The movie is based on real events from 1845. Three hard pressed families, dirty, wan, worn, decide to hire a mysterious loudmouth trapper, Stephen Meek, to take a shortcut to the verdant Willamette Valley in Western Oregon. They slowly begin to mistrust their guide as it becomes obvious he is lost. Then they capture a lone Indian. Not a fearsome brave, but a quiet introspective timid middle-aged guy. They make him find water for survival but Meek wants to hang the prisoner.
Who to trust as the water runs out, the heat and dust intrude and the landscape seems to crush them?
Director Kelly Reichardt films a slow burner of a story.
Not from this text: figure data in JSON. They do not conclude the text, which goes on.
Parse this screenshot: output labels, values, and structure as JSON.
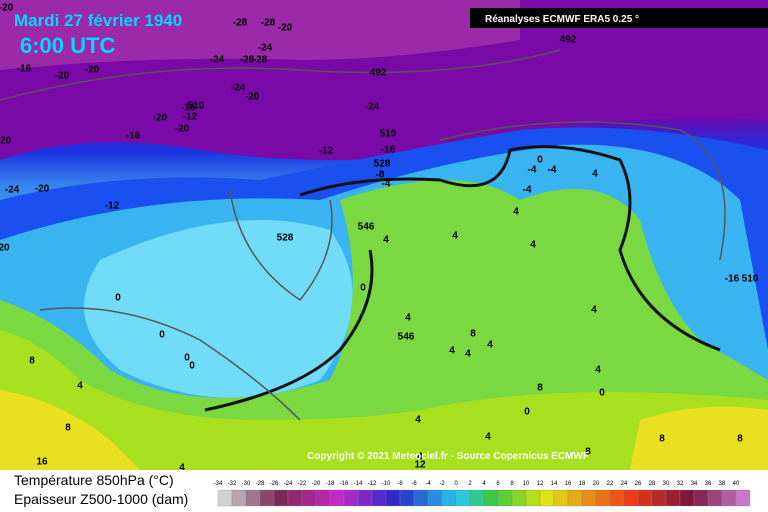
{
  "header": {
    "date": "Mardi 27 février 1940",
    "time": "6:00 UTC",
    "source": "Réanalyses ECMWF ERA5 0.25 °"
  },
  "copyright": "Copyright © 2021 Meteociel.fr - Source Copernicus ECMWF",
  "legend": {
    "title_temperature": "Température 850hPa (°C)",
    "title_thickness": "Epaisseur Z500-1000 (dam)",
    "scale": [
      -34,
      -32,
      -30,
      -28,
      -26,
      -24,
      -22,
      -20,
      -18,
      -16,
      -14,
      -12,
      -10,
      -8,
      -6,
      -4,
      -2,
      0,
      2,
      4,
      6,
      8,
      10,
      12,
      14,
      16,
      18,
      20,
      22,
      24,
      26,
      28,
      30,
      32,
      34,
      36,
      38,
      40
    ]
  },
  "map_labels": [
    -20,
    -28,
    -28,
    -20,
    -24,
    -24,
    -28,
    -28,
    -16,
    -20,
    -20,
    492,
    492,
    -24,
    -20,
    -24,
    -16,
    -12,
    -20,
    -20,
    -16,
    -20,
    510,
    510,
    -12,
    -16,
    -8,
    -4,
    528,
    -24,
    -20,
    -12,
    0,
    -4,
    4,
    -4,
    -4,
    528,
    546,
    4,
    4,
    4,
    4,
    -16,
    510,
    20,
    0,
    0,
    4,
    546,
    0,
    0,
    0,
    8,
    4,
    4,
    4,
    8,
    4,
    4,
    4,
    0,
    0,
    8,
    4,
    4,
    4,
    12,
    8,
    8,
    8,
    4,
    8,
    16
  ]
}
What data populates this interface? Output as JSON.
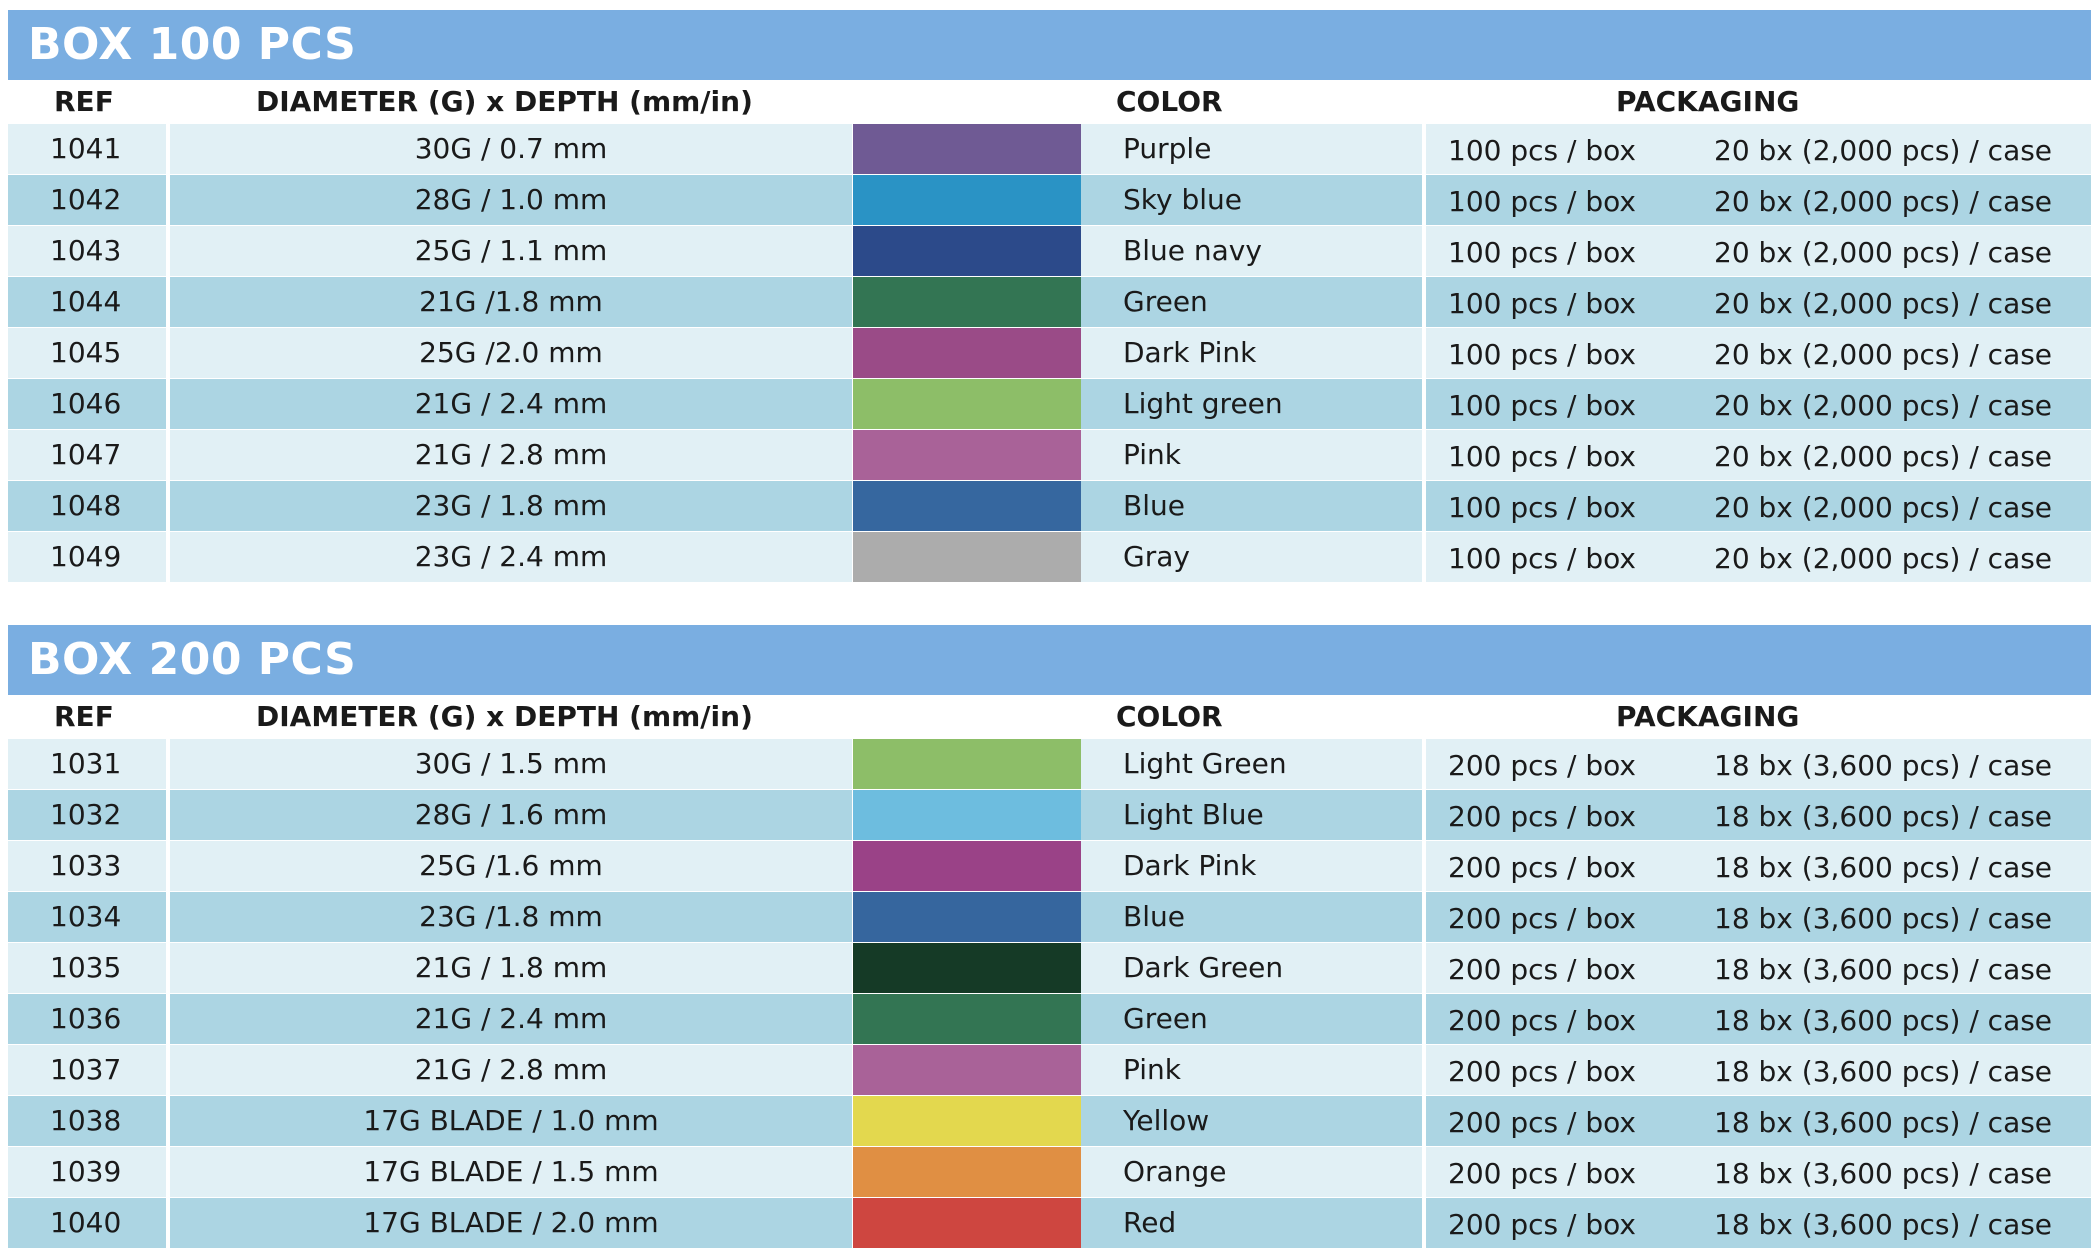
{
  "sections": [
    {
      "title": "BOX 100 PCS",
      "headers": {
        "ref": "REF",
        "diameter": "DIAMETER (G) x DEPTH (mm/in)",
        "color": "COLOR",
        "packaging": "PACKAGING"
      },
      "rows": [
        {
          "ref": "1041",
          "diameter": "30G / 0.7 mm",
          "swatch": "#6f5a94",
          "color": "Purple",
          "box": "100 pcs / box",
          "case": "20 bx (2,000 pcs) / case"
        },
        {
          "ref": "1042",
          "diameter": "28G / 1.0 mm",
          "swatch": "#2a93c5",
          "color": "Sky blue",
          "box": "100 pcs / box",
          "case": "20 bx (2,000 pcs) / case"
        },
        {
          "ref": "1043",
          "diameter": "25G / 1.1 mm",
          "swatch": "#2c4a8a",
          "color": "Blue navy",
          "box": "100 pcs / box",
          "case": "20 bx (2,000 pcs) / case"
        },
        {
          "ref": "1044",
          "diameter": "21G /1.8 mm",
          "swatch": "#337553",
          "color": "Green",
          "box": "100 pcs / box",
          "case": "20 bx (2,000 pcs) / case"
        },
        {
          "ref": "1045",
          "diameter": "25G /2.0 mm",
          "swatch": "#9a4b87",
          "color": "Dark Pink",
          "box": "100 pcs / box",
          "case": "20 bx (2,000 pcs) / case"
        },
        {
          "ref": "1046",
          "diameter": "21G / 2.4 mm",
          "swatch": "#8dbe68",
          "color": "Light green",
          "box": "100 pcs / box",
          "case": "20 bx (2,000 pcs) / case"
        },
        {
          "ref": "1047",
          "diameter": "21G / 2.8 mm",
          "swatch": "#a96298",
          "color": "Pink",
          "box": "100 pcs / box",
          "case": "20 bx (2,000 pcs) / case"
        },
        {
          "ref": "1048",
          "diameter": "23G / 1.8 mm",
          "swatch": "#36679f",
          "color": "Blue",
          "box": "100 pcs / box",
          "case": "20 bx (2,000 pcs) / case"
        },
        {
          "ref": "1049",
          "diameter": "23G / 2.4 mm",
          "swatch": "#acacac",
          "color": "Gray",
          "box": "100 pcs / box",
          "case": "20 bx (2,000 pcs) / case"
        }
      ]
    },
    {
      "title": "BOX 200 PCS",
      "headers": {
        "ref": "REF",
        "diameter": "DIAMETER (G) x DEPTH (mm/in)",
        "color": "COLOR",
        "packaging": "PACKAGING"
      },
      "rows": [
        {
          "ref": "1031",
          "diameter": "30G / 1.5 mm",
          "swatch": "#8dbe68",
          "color": "Light Green",
          "box": "200 pcs / box",
          "case": "18 bx (3,600 pcs) / case"
        },
        {
          "ref": "1032",
          "diameter": "28G / 1.6 mm",
          "swatch": "#6dbddf",
          "color": "Light Blue",
          "box": "200 pcs / box",
          "case": "18 bx (3,600 pcs) / case"
        },
        {
          "ref": "1033",
          "diameter": "25G /1.6 mm",
          "swatch": "#9a4287",
          "color": "Dark Pink",
          "box": "200 pcs / box",
          "case": "18 bx (3,600 pcs) / case"
        },
        {
          "ref": "1034",
          "diameter": "23G /1.8 mm",
          "swatch": "#36669e",
          "color": "Blue",
          "box": "200 pcs / box",
          "case": "18 bx (3,600 pcs) / case"
        },
        {
          "ref": "1035",
          "diameter": "21G / 1.8 mm",
          "swatch": "#153a26",
          "color": "Dark Green",
          "box": "200 pcs / box",
          "case": "18 bx (3,600 pcs) / case"
        },
        {
          "ref": "1036",
          "diameter": "21G / 2.4 mm",
          "swatch": "#337553",
          "color": "Green",
          "box": "200 pcs / box",
          "case": "18 bx (3,600 pcs) / case"
        },
        {
          "ref": "1037",
          "diameter": "21G / 2.8 mm",
          "swatch": "#a96298",
          "color": "Pink",
          "box": "200 pcs / box",
          "case": "18 bx (3,600 pcs) / case"
        },
        {
          "ref": "1038",
          "diameter": "17G BLADE / 1.0 mm",
          "swatch": "#e3d84e",
          "color": "Yellow",
          "box": "200 pcs / box",
          "case": "18 bx (3,600 pcs) / case"
        },
        {
          "ref": "1039",
          "diameter": "17G BLADE / 1.5 mm",
          "swatch": "#e08f43",
          "color": "Orange",
          "box": "200 pcs / box",
          "case": "18 bx (3,600 pcs) / case"
        },
        {
          "ref": "1040",
          "diameter": "17G BLADE / 2.0 mm",
          "swatch": "#ce4640",
          "color": "Red",
          "box": "200 pcs / box",
          "case": "18 bx (3,600 pcs) / case"
        }
      ]
    }
  ]
}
Her lens takes in the harsh bleak high desert with the same languid eye used by Terrence Malick in his movies. Michelle Williams (seen in My Week With Marilyn and Brokeback Mountain) is the settler who takes the lead when all others fold and are diminished by fear and thirst. Bruce Greenwood is the loudmouth lost trapper who refuses to admit he is wrong and equally out his depth as the swirl of silence envelops this wagon train of lost fools.
The first 30 minutes of Meek’s Crossing are almost wordless to underline how these dirty travellers are dwarfed by the unending bleak landscape. Then comes clips of dialogue over badly lit campfires as the three families argue in the encroaching darkness and doubt all around them.
And over them is Meek himself, a braggart, a charleton, a story-spinner who might…just might…. get them to the blessed land westward. Or might not.